寂静的房间里,那人穿着死神的斗篷,背抵墙壁,大半张脸隐匿在面具和兜帽之下,只露出一个形状精致的下巴。他的下唇刚刚被许鸢咬破了,伸出手指点了点上面的血渍,抬起眼凝视着她。
他眼眸很亮,视线沿着她脸颊到嘴唇,一路滑下,落在纱裙下的大腿上,那里还有他刚刚触碰揉捏后,留下的红痕。
那目光并不是轻飘的,而是黏着的,被它盯上,许鸢没来由一阵发冷。
被人强吻后应该一记耳光扇过去才是正常的反应,可是许鸢没有那么做。
她的自我保护意识虽然很强,但也知道在什么样的情形下该做什么样的事。
这样私密的、无人踏足的地方,唯一的匿名见证者还逃走了。
此刻的她孤立无援,这人要是真想对她做点什么,她根本无法反抗。
所以,她不能激怒他。
“学院的安保很严,你既然能参加万圣夜的游戏,一定是学院的人。”
“伤害了我,你也逃不掉的。”
“放我离开,我可以把找到的药水送给你。”
那人低头看着指尖揩下来的血渍,微不可见弯动唇角。
在他眼中,少女就像一只软糯的兔子。
——面对黑暗时害怕极了,连眼神里的光都摇曳了,可却强装淡定,讨价还价般地求饶。
他笑笑,没有再做出过激的举动,也没有拿她的药水。
他拉低帽檐,转身离开了。
许鸢松了口气。
人声的喧哗渐渐打破了夜晚的静谧,有学生朝这里探索来了。
许鸢平复了一下心情,她整理好裙子和凌乱的头发,离开了油画教室。
她没有去找校工求助,今晚的事她谁都不会说,一旦说出去,谢盈朝就会知道。
她还不能确定当谢盈朝知道有别的男人触碰过她后,会是怎样的态度。
他是一个精神洁癖很强的男人,当手中的水晶被抹脏了一块,谁也不知道他是会若无其事地擦干净,还是会随手丢弃,又或是将它的价值大打折扣,当成一块不值钱的玻璃对待。
许鸢不敢冒那样的风险。
她提着南瓜灯,走在万圣夜布满鬼怪的小路上。
巨大的幽灵玩偶立在路边草丛中,手上抓着被它掳来的人类娃娃,它低头啃噬,风吹起它的白色袍子,阴森极了。
学生们的交谈声回响在深夜里:
“你找到了些什么?”
“只是一些糖果。”
“我在图书馆的报刊室找到了一些金币,大概可以换几万块的奖金。

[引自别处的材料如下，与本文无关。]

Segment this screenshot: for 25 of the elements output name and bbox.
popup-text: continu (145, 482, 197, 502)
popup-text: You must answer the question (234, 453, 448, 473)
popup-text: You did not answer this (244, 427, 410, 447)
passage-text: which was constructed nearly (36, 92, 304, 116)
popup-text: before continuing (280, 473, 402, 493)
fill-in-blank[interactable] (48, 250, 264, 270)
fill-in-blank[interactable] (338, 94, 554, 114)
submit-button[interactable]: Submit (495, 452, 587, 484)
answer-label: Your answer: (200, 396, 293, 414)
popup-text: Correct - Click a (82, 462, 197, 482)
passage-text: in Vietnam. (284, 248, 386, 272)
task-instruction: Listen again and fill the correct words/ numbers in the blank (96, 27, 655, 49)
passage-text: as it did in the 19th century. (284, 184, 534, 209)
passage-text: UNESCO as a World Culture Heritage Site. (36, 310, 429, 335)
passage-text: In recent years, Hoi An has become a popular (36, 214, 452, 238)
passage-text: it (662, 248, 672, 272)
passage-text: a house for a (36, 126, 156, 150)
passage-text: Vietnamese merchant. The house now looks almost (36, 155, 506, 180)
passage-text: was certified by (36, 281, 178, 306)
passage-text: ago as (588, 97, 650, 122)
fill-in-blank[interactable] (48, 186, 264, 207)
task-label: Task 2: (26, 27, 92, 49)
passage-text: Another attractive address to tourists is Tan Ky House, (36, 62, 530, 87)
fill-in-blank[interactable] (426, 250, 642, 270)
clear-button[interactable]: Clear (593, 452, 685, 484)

”
“那有什么好的,我刚才看到有人找到了绿色药水,可以在考核里加七分呢!”
“他是在哪里找到药水的啊?”
“都被搜过一遍了,你就算现在过去也找不到了啊笨蛋!”
尽管已经决定把刚才发生的事当做秘密压在心底,但被人那样对待之后,任谁的心情也不会太好。
许鸢平时温和,但并不是没有脾气。
她抿着唇,随脚踹了下路中央的石子,把它踢到花坛边上。
温柔的人,就连发脾气也是悄悄的,不吵不闹。
她伸指摸了摸嘴唇,那里被吻得红肿,仿佛还残留着那人的气味,淡淡的苦,又带点薄荷的清香。
“请问……”身后有声音传来。
许鸢回头,一个戴着眼镜的男生盯着她的手:“你手里的东西是红色药水吗?”
男生脸色蜡白,他扮演的是骷髅,身形和这种死灵生物很像,干干瘦瘦的,个子也不高,仿佛风一吹就能倒。
他朝许鸢伸出手:“把药水给我吧。”
“我的葡萄牙语一直无法通过考核,再不毕业就要被强制退学,如果退学,那我这些年来的努力就白费了。”男生神情有些呆滞和麻木,他根本没看许鸢,目光只在她手中的药水上,“我爸爸是做生意,我叫他给你钱,多少都行。”
今晚扮演黑猫,许鸢头上戴着一顶黑色礼帽。
礼帽垂下来的黑纱遮住了她的脸,因此男生并没有认出她是谁,如果认出来她是谢盈朝的女人,他或许不敢前来搭话。
他激动地抓住她的手臂,就要动手去抢。
许鸢拿这药水也没用,不是不能给他,只是男生抓着她手臂时,指甲嵌在了皮肉里,让她很疼。
她在疼痛带来的刺激中本能后退:“请放开我……”
“药水给我!”
男生听不进她的话,几乎贴在她的身上去夺药水,过近的距离让许鸢感到很不适。
但下一刻,他就被人揪着后领拽开了。
谢盈朝很高,常年健身,他的肌肉很完美,站在瘦弱的男生背后,很轻松就将他丢到了一旁。
保镖冲上来按住男生,在他小腹狠狠地捣了一拳。
男生试图挣扎,他细弱的手腕被保镖一按,发出咔嚓一声清脆的、断裂的声响。
“费迪南德,我以为学院是一个很安全的地方。”
费迪南德是院长的名字,他正站在谢盈朝背后,看着地上被谢氏的保镖折断了两只手臂的男生。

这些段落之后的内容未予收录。